I wasn’t aware that he’d applied for a passport. Neither of us had needed one — we’d never traveled outside the country except crossing the Canadian border. A passport hadn’t been required when we lived in a border state.
I sat there with him in the Honda dealership finance office, oblivious to the fact that he was only weeks away from hopping a plane and jetting off to another continent to start a new life with his old girlfriend from high school.
Husbands, Hondas, and Booby Traps, Oh My!
Yes, the love of my life sat there and said nothing. Instead, he quietly let me sit there with my chair on that trap door, knowing full well that he was about to pull the lever.

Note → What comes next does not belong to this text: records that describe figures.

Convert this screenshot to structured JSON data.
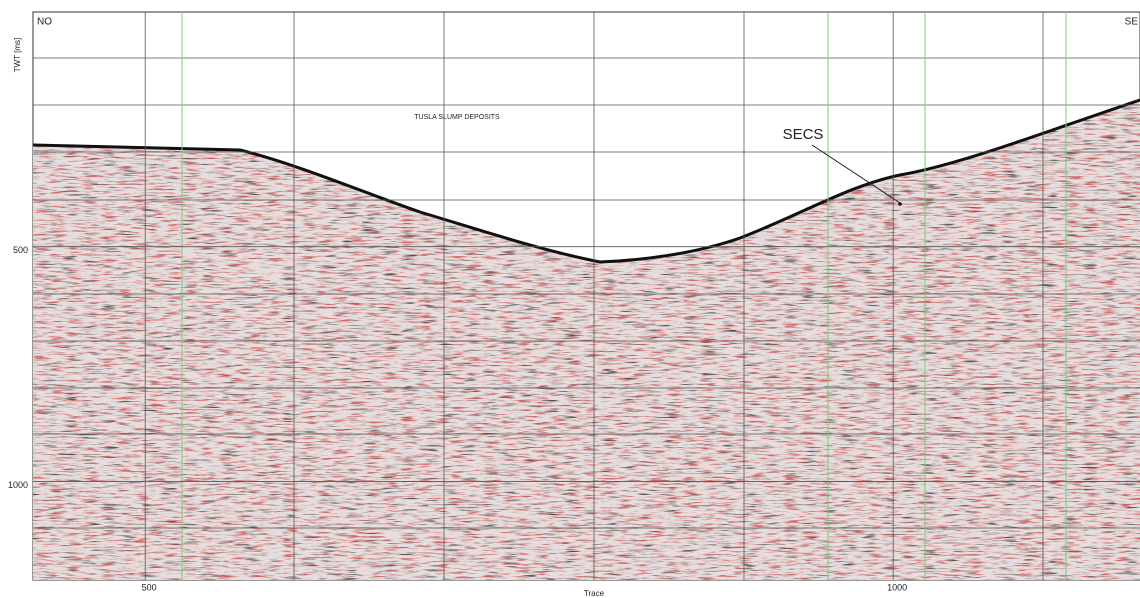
{
  "chart_data": {
    "type": "seismic",
    "xlabel": "Trace",
    "ylabel": "TWT [ms]",
    "xlim": [
      425,
      1165
    ],
    "xticks": [
      500,
      1000
    ],
    "ylim": [
      0,
      1210
    ],
    "yticks": [
      500,
      1000
    ],
    "yinverted": true,
    "annotations": {
      "left": "NO",
      "right": "SE",
      "deposits": "TUSLA SLUMP DEPOSITS",
      "surface": "SECS"
    }
  }
}
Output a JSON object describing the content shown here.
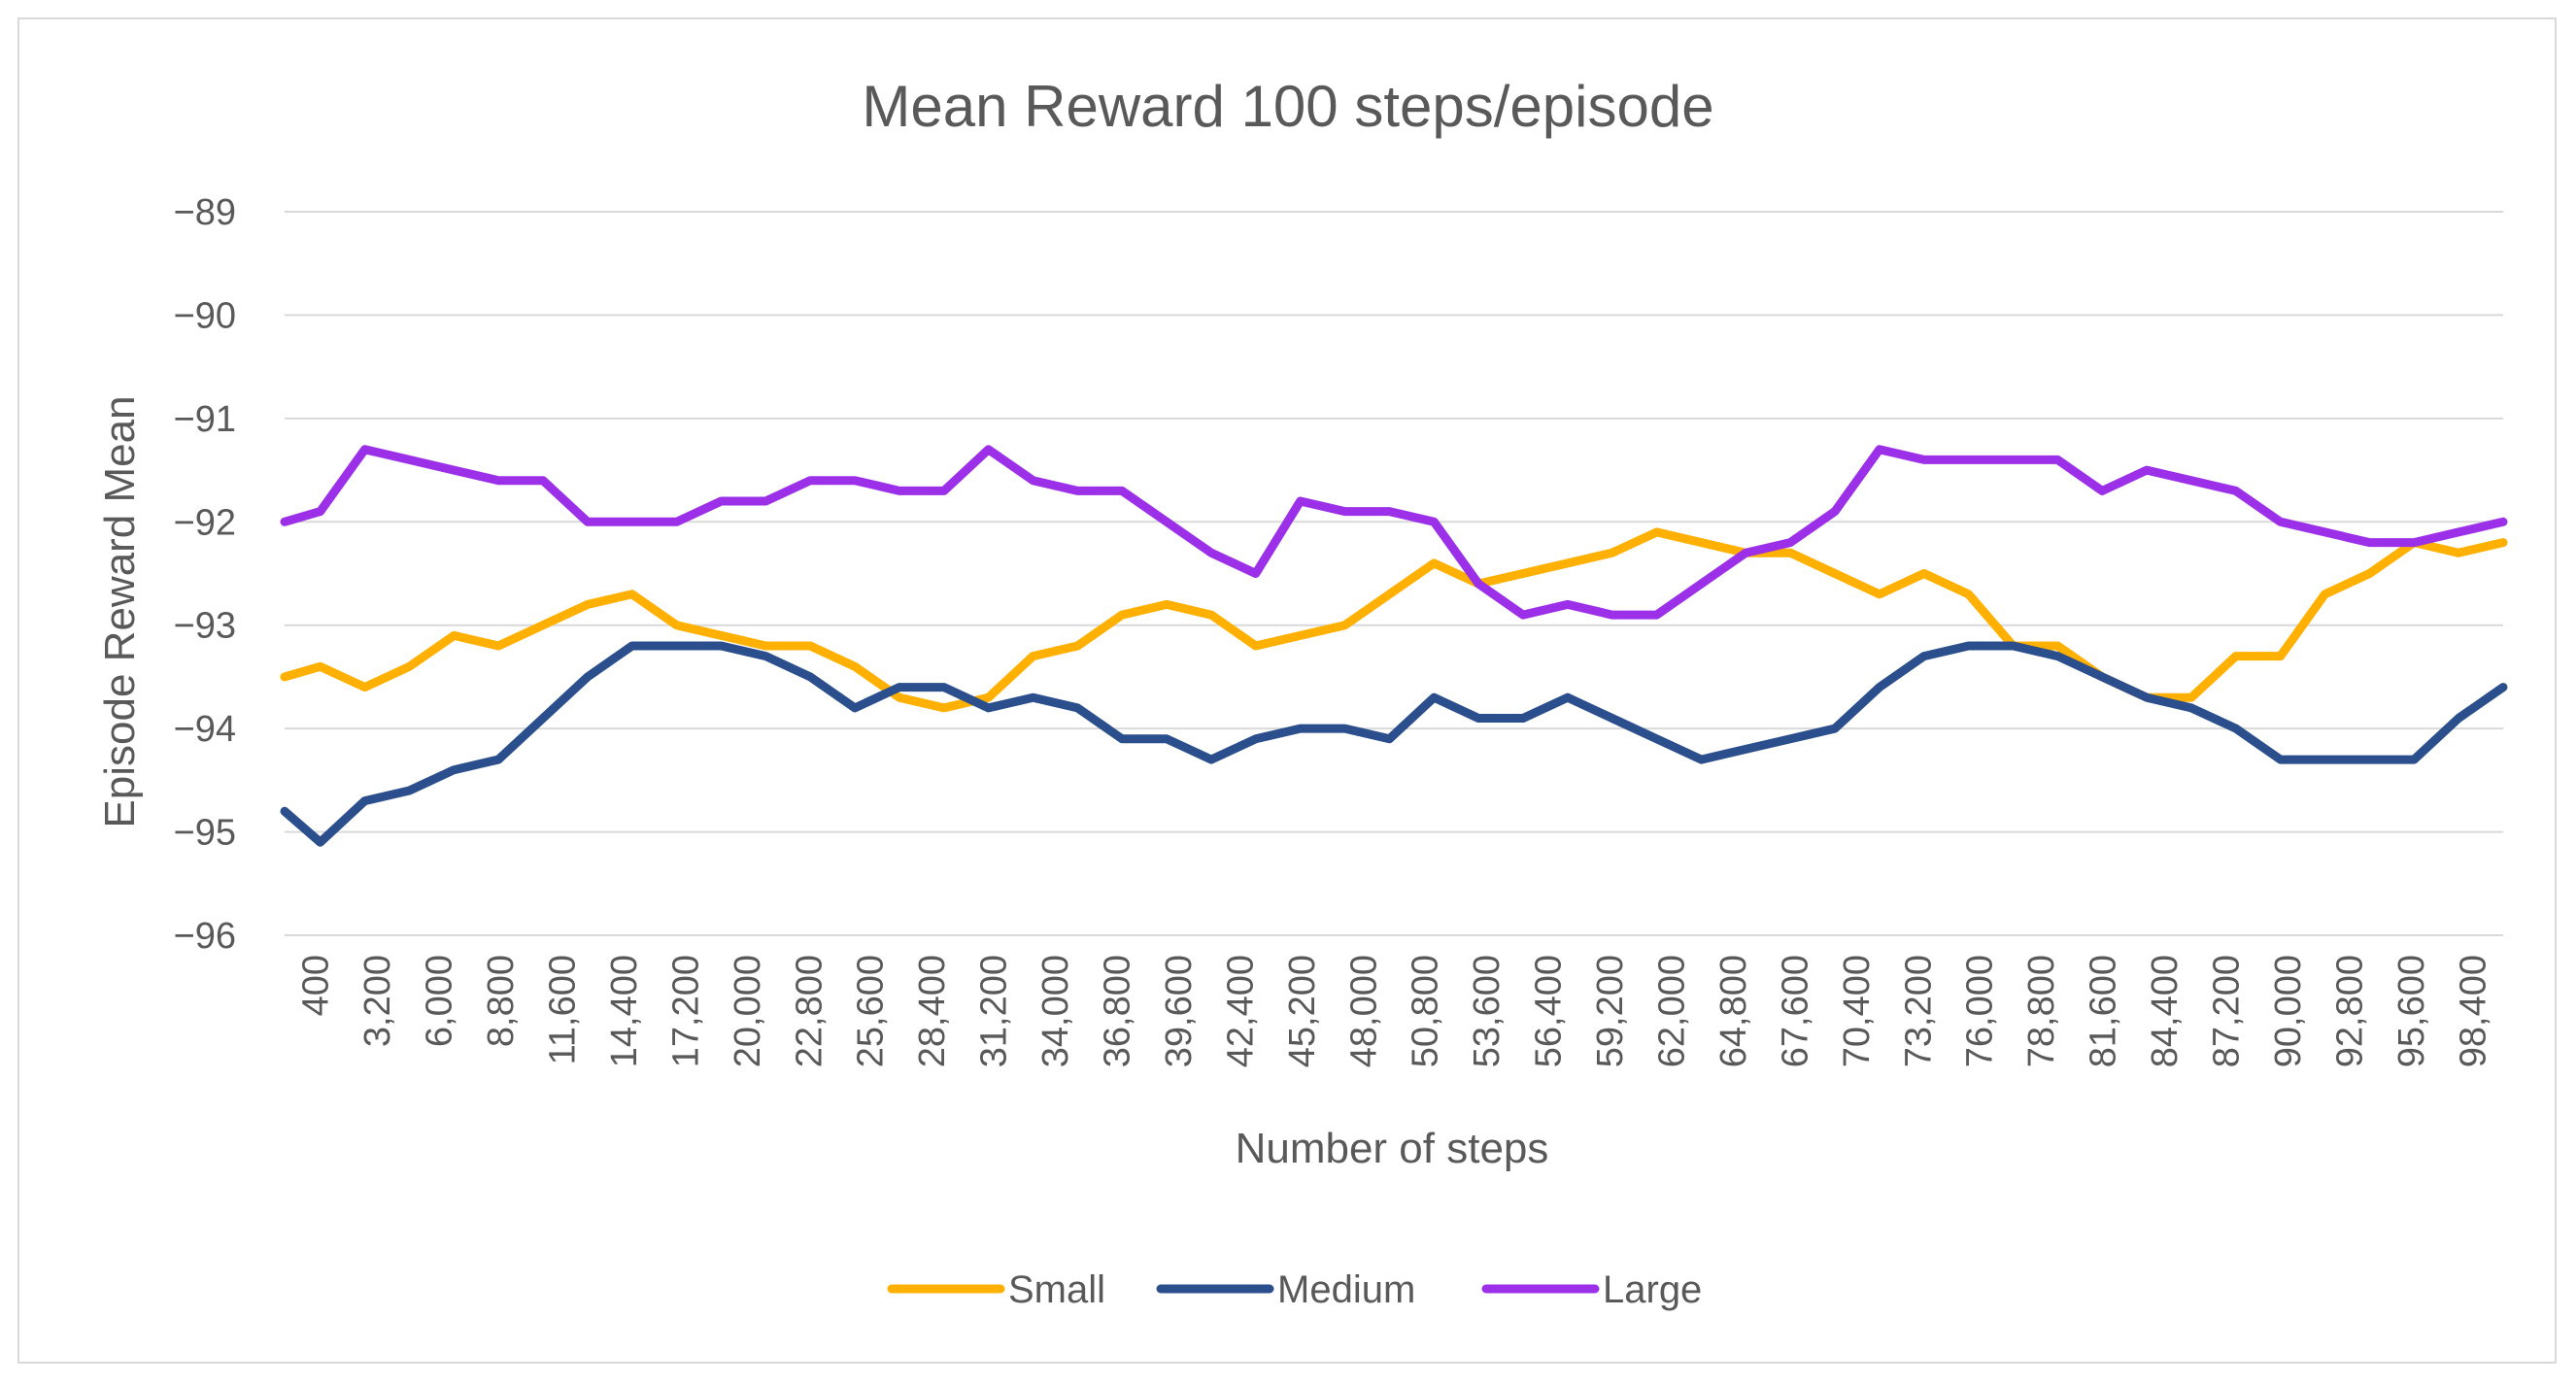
{
  "chart_data": {
    "type": "line",
    "title": "Mean Reward 100 steps/episode",
    "xlabel": "Number of steps",
    "ylabel": "Episode Reward Mean",
    "ylim": [
      -96,
      -89
    ],
    "yticks": [
      -89,
      -90,
      -91,
      -92,
      -93,
      -94,
      -95,
      -96
    ],
    "ytick_labels": [
      "−89",
      "−90",
      "−91",
      "−92",
      "−93",
      "−94",
      "−95",
      "−96"
    ],
    "xlim": [
      400,
      100000
    ],
    "xtick_labels": [
      "400",
      "3,200",
      "6,000",
      "8,800",
      "11,600",
      "14,400",
      "17,200",
      "20,000",
      "22,800",
      "25,600",
      "28,400",
      "31,200",
      "34,000",
      "36,800",
      "39,600",
      "42,400",
      "45,200",
      "48,000",
      "50,800",
      "53,600",
      "56,400",
      "59,200",
      "62,000",
      "64,800",
      "67,600",
      "70,400",
      "73,200",
      "76,000",
      "78,800",
      "81,600",
      "84,400",
      "87,200",
      "90,000",
      "92,800",
      "95,600",
      "98,400"
    ],
    "grid": true,
    "legend_position": "bottom",
    "x": [
      400,
      2000,
      4000,
      6000,
      8000,
      10000,
      12000,
      14000,
      16000,
      18000,
      20000,
      22000,
      24000,
      26000,
      28000,
      30000,
      32000,
      34000,
      36000,
      38000,
      40000,
      42000,
      44000,
      46000,
      48000,
      50000,
      52000,
      54000,
      56000,
      58000,
      60000,
      62000,
      64000,
      66000,
      68000,
      70000,
      72000,
      74000,
      76000,
      78000,
      80000,
      82000,
      84000,
      86000,
      88000,
      90000,
      92000,
      94000,
      96000,
      98000,
      100000
    ],
    "series": [
      {
        "name": "Small",
        "color": "#FFB000",
        "values": [
          -93.5,
          -93.4,
          -93.6,
          -93.4,
          -93.1,
          -93.2,
          -93.0,
          -92.8,
          -92.7,
          -93.0,
          -93.1,
          -93.2,
          -93.2,
          -93.4,
          -93.7,
          -93.8,
          -93.7,
          -93.3,
          -93.2,
          -92.9,
          -92.8,
          -92.9,
          -93.2,
          -93.1,
          -93.0,
          -92.7,
          -92.4,
          -92.6,
          -92.5,
          -92.4,
          -92.3,
          -92.1,
          -92.2,
          -92.3,
          -92.3,
          -92.5,
          -92.7,
          -92.5,
          -92.7,
          -93.2,
          -93.2,
          -93.5,
          -93.7,
          -93.7,
          -93.3,
          -93.3,
          -92.7,
          -92.5,
          -92.2,
          -92.3,
          -92.2
        ]
      },
      {
        "name": "Medium",
        "color": "#2B4F8C",
        "values": [
          -94.8,
          -95.1,
          -94.7,
          -94.6,
          -94.4,
          -94.3,
          -93.9,
          -93.5,
          -93.2,
          -93.2,
          -93.2,
          -93.3,
          -93.5,
          -93.8,
          -93.6,
          -93.6,
          -93.8,
          -93.7,
          -93.8,
          -94.1,
          -94.1,
          -94.3,
          -94.1,
          -94.0,
          -94.0,
          -94.1,
          -93.7,
          -93.9,
          -93.9,
          -93.7,
          -93.9,
          -94.1,
          -94.3,
          -94.2,
          -94.1,
          -94.0,
          -93.6,
          -93.3,
          -93.2,
          -93.2,
          -93.3,
          -93.5,
          -93.7,
          -93.8,
          -94.0,
          -94.3,
          -94.3,
          -94.3,
          -94.3,
          -93.9,
          -93.6
        ]
      },
      {
        "name": "Large",
        "color": "#9B30E8",
        "values": [
          -92.0,
          -91.9,
          -91.3,
          -91.4,
          -91.5,
          -91.6,
          -91.6,
          -92.0,
          -92.0,
          -92.0,
          -91.8,
          -91.8,
          -91.6,
          -91.6,
          -91.7,
          -91.7,
          -91.3,
          -91.6,
          -91.7,
          -91.7,
          -92.0,
          -92.3,
          -92.5,
          -91.8,
          -91.9,
          -91.9,
          -92.0,
          -92.6,
          -92.9,
          -92.8,
          -92.9,
          -92.9,
          -92.6,
          -92.3,
          -92.2,
          -91.9,
          -91.3,
          -91.4,
          -91.4,
          -91.4,
          -91.4,
          -91.7,
          -91.5,
          -91.6,
          -91.7,
          -92.0,
          -92.1,
          -92.2,
          -92.2,
          -92.1,
          -92.0
        ]
      }
    ]
  }
}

In short, the day we signed the papers, he knew he was going to sashay off and saddle me with three new major financial obligations. He had no care or forethought about how I would pay for them after he left, or how I would fare if I no longer had his portion of the monthly income. God forbid if something were to happen to my job. Adding insult to injury, he left with our hard-earned savings — our grandson’s tuition money.
But then again, he was such a swell guy.
“Have a seat… a little to the right … right there … on that red ‘X’ painted on the floor … Perfect! Well, ta ta for now …. Gotta take my money and run.”